Venison Tenderloin

 

Ingredients:

1 tenderloin from an adult deer, approaching 2 pounds.
Small red potatoes.
Small white onions.
Small carrots.
3 Tbsp soy sauce.
3 Tbsp Worcestershire sauce.
2 Tbsp sugar (Dark brown sugar is best. Add a little more for good measure. It is going to thicken during the last hour.)
2 Tbsp liquid smoke.
2 Tbsp cooking wine.
1/3 to 1/2 cup olive oil.
4 to 5 gloves garlic.
Two pieces of bacon cut into 1 inch sections.
Salt & pepper.

Directions:

Mix the following cooking mixture (Adjust proportions as you want):

Soy sauce, 3 Tbsp.
Worcestershire sauce, 3 Tbsp.
Olive oil, 1/4 cup.
Sugar, 2Tbsp.
Liquid smoke, 2 Tbsp.
Wine, vinegar, or liquor, 2 Tbsp.
Salt & pepper.

Trim any muscle lining from the tenderloin. This may be time consuming, but it is important to do, or the meat will be covered with tough fibrous substance. Pierce on alternate sides from one end to the other and insert a small piece of garlic in each incision. Salt and pepper the meat and place in a baking dish.

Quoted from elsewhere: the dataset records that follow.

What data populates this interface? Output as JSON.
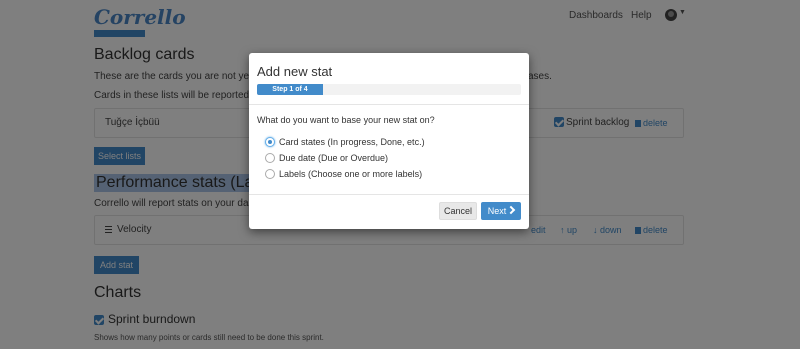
{
  "app": {
    "logo": "Corrello"
  },
  "nav": {
    "dashboards": "Dashboards",
    "help": "Help"
  },
  "backlog": {
    "heading": "Backlog cards",
    "desc1_start": "These are the cards you are not yet w",
    "desc1_end": "ases.",
    "desc2": "Cards in these lists will be reported a",
    "row": {
      "name": "Tuğçe İçbüü",
      "checkbox_label": "Sprint backlog",
      "delete": "delete"
    },
    "select_lists": "Select lists"
  },
  "performance": {
    "heading": "Performance stats (Labe",
    "desc": "Corrello will report stats on your das",
    "row": {
      "name": "Velocity",
      "edit": "edit",
      "up": "up",
      "down": "down",
      "delete": "delete"
    },
    "add_stat": "Add stat"
  },
  "charts": {
    "heading": "Charts",
    "burndown_label": "Sprint burndown",
    "burndown_desc": "Shows how many points or cards still need to be done this sprint."
  },
  "modal": {
    "title": "Add new stat",
    "step": "Step 1 of 4",
    "progress_fraction": 0.25,
    "question": "What do you want to base your new stat on?",
    "options": [
      {
        "label": "Card states (In progress, Done, etc.)",
        "checked": true
      },
      {
        "label": "Due date (Due or Overdue)",
        "checked": false
      },
      {
        "label": "Labels (Choose one or more labels)",
        "checked": false
      }
    ],
    "cancel": "Cancel",
    "next": "Next"
  },
  "colors": {
    "primary": "#428bca",
    "overlay": "rgba(0,0,0,0.5)",
    "logo": "#4a87c6"
  }
}
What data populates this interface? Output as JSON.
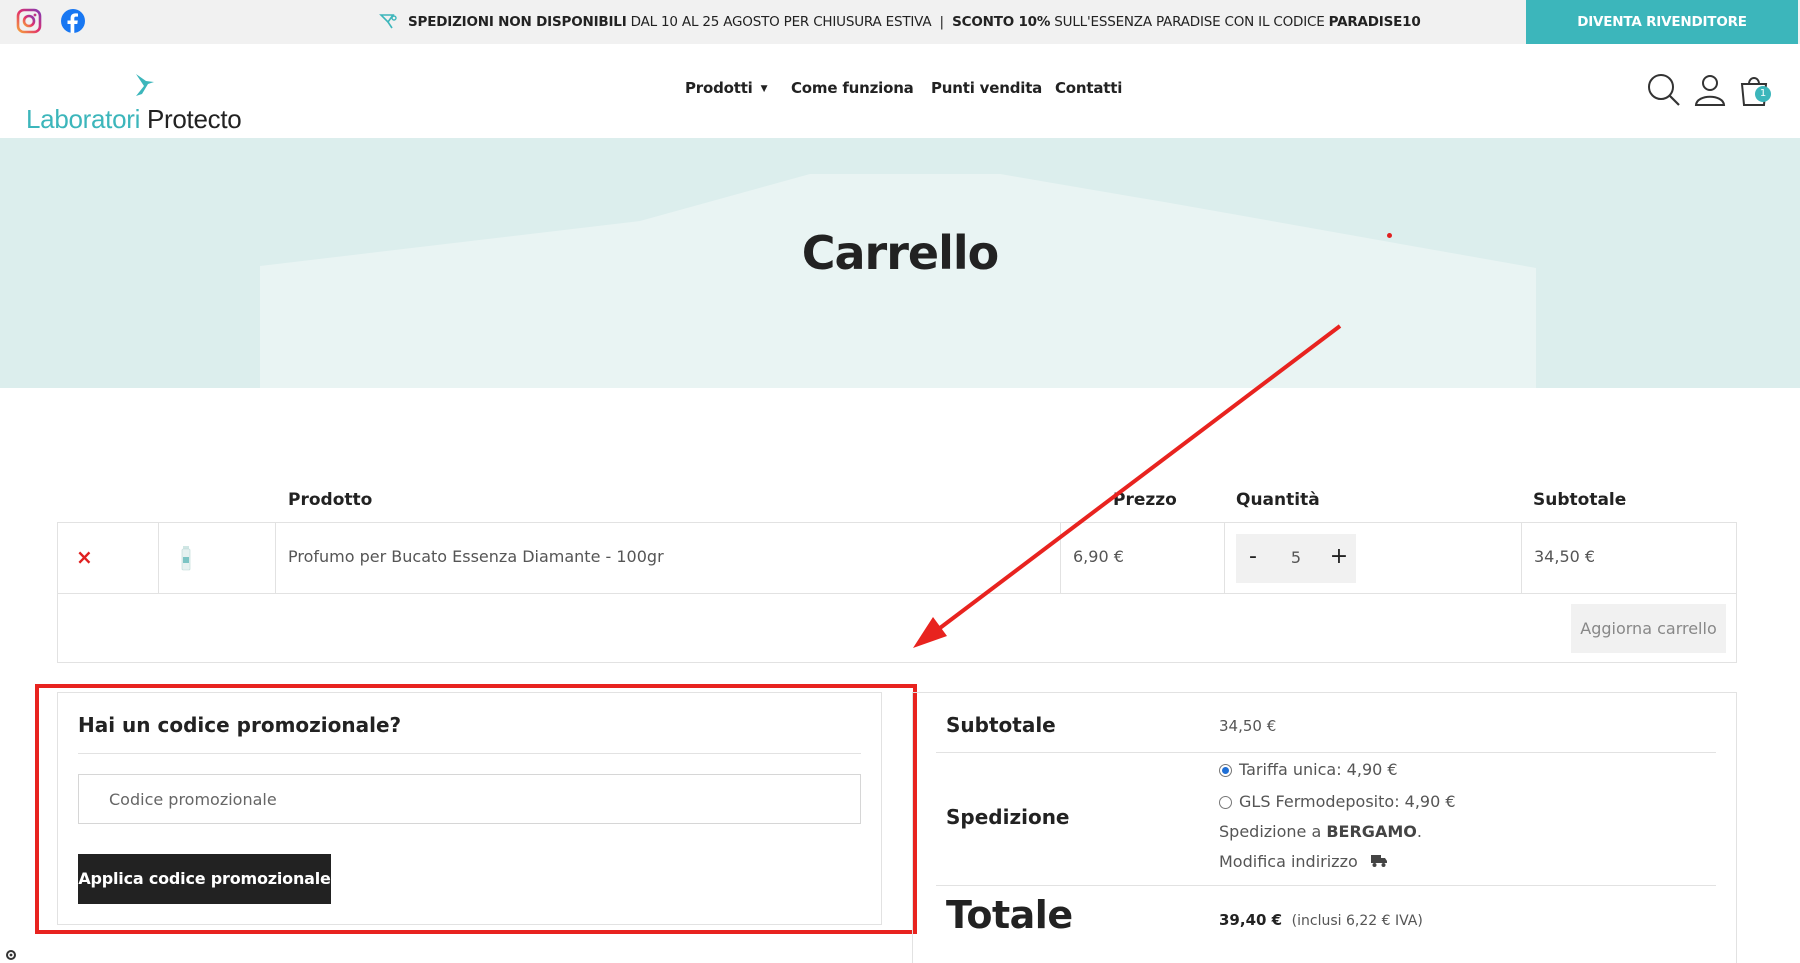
{
  "topbar": {
    "social": [
      "instagram-icon",
      "facebook-icon"
    ],
    "announcement": {
      "part1": "SPEDIZIONI NON DISPONIBILI",
      "part2": " DAL 10 AL 25 AGOSTO PER CHIUSURA ESTIVA  |  ",
      "part3": "SCONTO 10%",
      "part4": " SULL'ESSENZA PARADISE CON IL CODICE ",
      "part5": "PARADISE10"
    },
    "reseller_button": "DIVENTA RIVENDITORE"
  },
  "header": {
    "logo_part1": "Laboratori",
    "logo_part2": " Protecto",
    "nav": [
      "Prodotti",
      "Come funziona",
      "Punti vendita",
      "Contatti"
    ],
    "cart_count": "1"
  },
  "hero": {
    "title": "Carrello"
  },
  "cart": {
    "headers": {
      "product": "Prodotto",
      "price": "Prezzo",
      "quantity": "Quantità",
      "subtotal": "Subtotale"
    },
    "items": [
      {
        "remove": "×",
        "name": "Profumo per Bucato Essenza Diamante - 100gr",
        "price": "6,90 €",
        "quantity": "5",
        "subtotal": "34,50 €"
      }
    ],
    "qty_minus": "-",
    "qty_plus": "+",
    "update_button": "Aggiorna carrello"
  },
  "coupon": {
    "title": "Hai un codice promozionale?",
    "placeholder": "Codice promozionale",
    "button": "Applica codice promozionale"
  },
  "totals": {
    "subtotal_label": "Subtotale",
    "subtotal_value": "34,50 €",
    "shipping_label": "Spedizione",
    "shipping_options": [
      {
        "label": "Tariffa unica: 4,90 €",
        "selected": true
      },
      {
        "label": "GLS Fermodeposito: 4,90 €",
        "selected": false
      }
    ],
    "shipping_to_prefix": "Spedizione a ",
    "shipping_to_city": "BERGAMO",
    "shipping_to_suffix": ".",
    "change_address": "Modifica indirizzo",
    "total_label": "Totale",
    "total_value": "39,40 €",
    "total_tax": "(inclusi 6,22 € IVA)"
  },
  "colors": {
    "accent": "#3cb6bb",
    "hero_bg": "#dceeed",
    "annotation_red": "#e8231f",
    "dark_button": "#222222"
  }
}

Cover the whole with the pieces of bacon and pour the mixture over it all. Crush the remaining garlic and scatter around the dish. You need the mixture and bacon because the venison will have no fat in it. Then it is ready for the oven.

Cover with tin foil and place in a 410º oven for one hour. Check, reduce the oven to 325º and return for two hours. The meat will shrink noticeably in size.

At this point, check the mixture. There should be enough liquid to cook the vegetables. You may want to add an additional batch before adding the harder vegetables: potatoes, carrots, etc. Cook for 30 minutes uncovered. Then add softer vegetables if you want (e.g. mushrooms, broccoli, squash, etc.) and return to the oven until done, 30 to 45 minutes. This last period will allow the juice to thicken. Monitor and add olive oil as needed.

When the time is up, you can remove and set aside to "relax".

Notes:

This part of the deer is also known as "back strap". For this recipe, it requires someone in the family to hunt. Just remember when field dressing the deer to remove the two back straps before sending the remainder to the processor.

If sent to a processor, the meat may come back as medallions. Be certain that the processor does not "tenderize" the meat. Cooking the venison as described will make it tender.

This recipe is one I made up, so adjust the ingredients as you think necessary. One back strap should feed 4 polite adults.